Sepakbola tanpa suporternya bagaikan garam tanpa tempatnya. Nggak hanya di Malang, setiap kota rasanya punya klub sepakbola yang dibanggakan dan mengungkapkannya dengan berbagai cara. Aremania dengan kekompakannya kala mendukung Arema di stadion, itu seperti sesuatu yang.. bikin bulu kuduk meremang karena gerakannya bisa seragam dan bergelombang. Di dalam stadion Aremania pernah menyandang julukan suporter terbaik periode kejuaraan Piala Sudirman tahun 2015. Seingat saya sebelumnya gelar tersebut juga pernah disandang sama Aremania juga, tapi lupa sih kapan tepatnya.
Tapi kadang di luar stadion, beberapa (banyak banget sih) oknum Aremania sering mengecewakan masyarakat Malang sendiri.

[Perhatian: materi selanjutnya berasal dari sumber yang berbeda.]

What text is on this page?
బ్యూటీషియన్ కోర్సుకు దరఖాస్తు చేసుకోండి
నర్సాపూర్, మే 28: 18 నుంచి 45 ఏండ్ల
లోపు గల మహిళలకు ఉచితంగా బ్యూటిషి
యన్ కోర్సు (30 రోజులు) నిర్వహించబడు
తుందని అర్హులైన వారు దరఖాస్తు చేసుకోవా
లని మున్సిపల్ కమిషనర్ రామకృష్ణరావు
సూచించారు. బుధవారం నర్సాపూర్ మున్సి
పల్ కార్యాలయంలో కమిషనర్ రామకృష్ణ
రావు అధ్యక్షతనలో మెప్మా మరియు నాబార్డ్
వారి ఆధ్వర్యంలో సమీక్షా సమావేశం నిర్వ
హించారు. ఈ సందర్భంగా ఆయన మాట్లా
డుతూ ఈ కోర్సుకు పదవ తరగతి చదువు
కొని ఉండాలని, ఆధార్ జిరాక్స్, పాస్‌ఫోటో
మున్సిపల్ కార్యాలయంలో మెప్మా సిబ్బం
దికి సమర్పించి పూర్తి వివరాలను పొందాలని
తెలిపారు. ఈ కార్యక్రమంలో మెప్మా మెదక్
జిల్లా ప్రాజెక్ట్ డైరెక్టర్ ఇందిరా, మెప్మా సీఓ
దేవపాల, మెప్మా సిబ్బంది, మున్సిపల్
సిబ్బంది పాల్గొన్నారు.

Konvoy selepas memenangkan pertandingan, dan jadwal tetap pas hari ulang tahunnya tanggal 11 Agustus tidak bisa diganggugugat. Itu hari Aremania merayakan dengan keliling kota memakai sepeda motor dan berbagai jenis mobil.
Duluuuu, jaman saya menghadapi keriuhan Aremania yang berjalan kaki sudah banyak berbeda dengan beberapa tahun belakangan ini. Dalam memori yang pernah saya hadapi saat masih berseragam putih biru, Aremania memenuhi jalanan Malang dengan berjalan kaki dan lari-lari kecil seperti akan melempar jumroh. Seperti sore itu, sepulang sekolah yang terlambat, dan dengan jantung berdeg-degan nggak karuan melihat gelombang berwarna biru dari ujung jalan saya menunggu angkot yang kutunggu.. kutungguuu tak datang-datang.
Gelombang berwarna biru tersebut diduga berasal dari ribuan Aremania yang melakukan longmarch dari Stadion Gajayana setelah pertandingan. Entah waktu itu melawan mana.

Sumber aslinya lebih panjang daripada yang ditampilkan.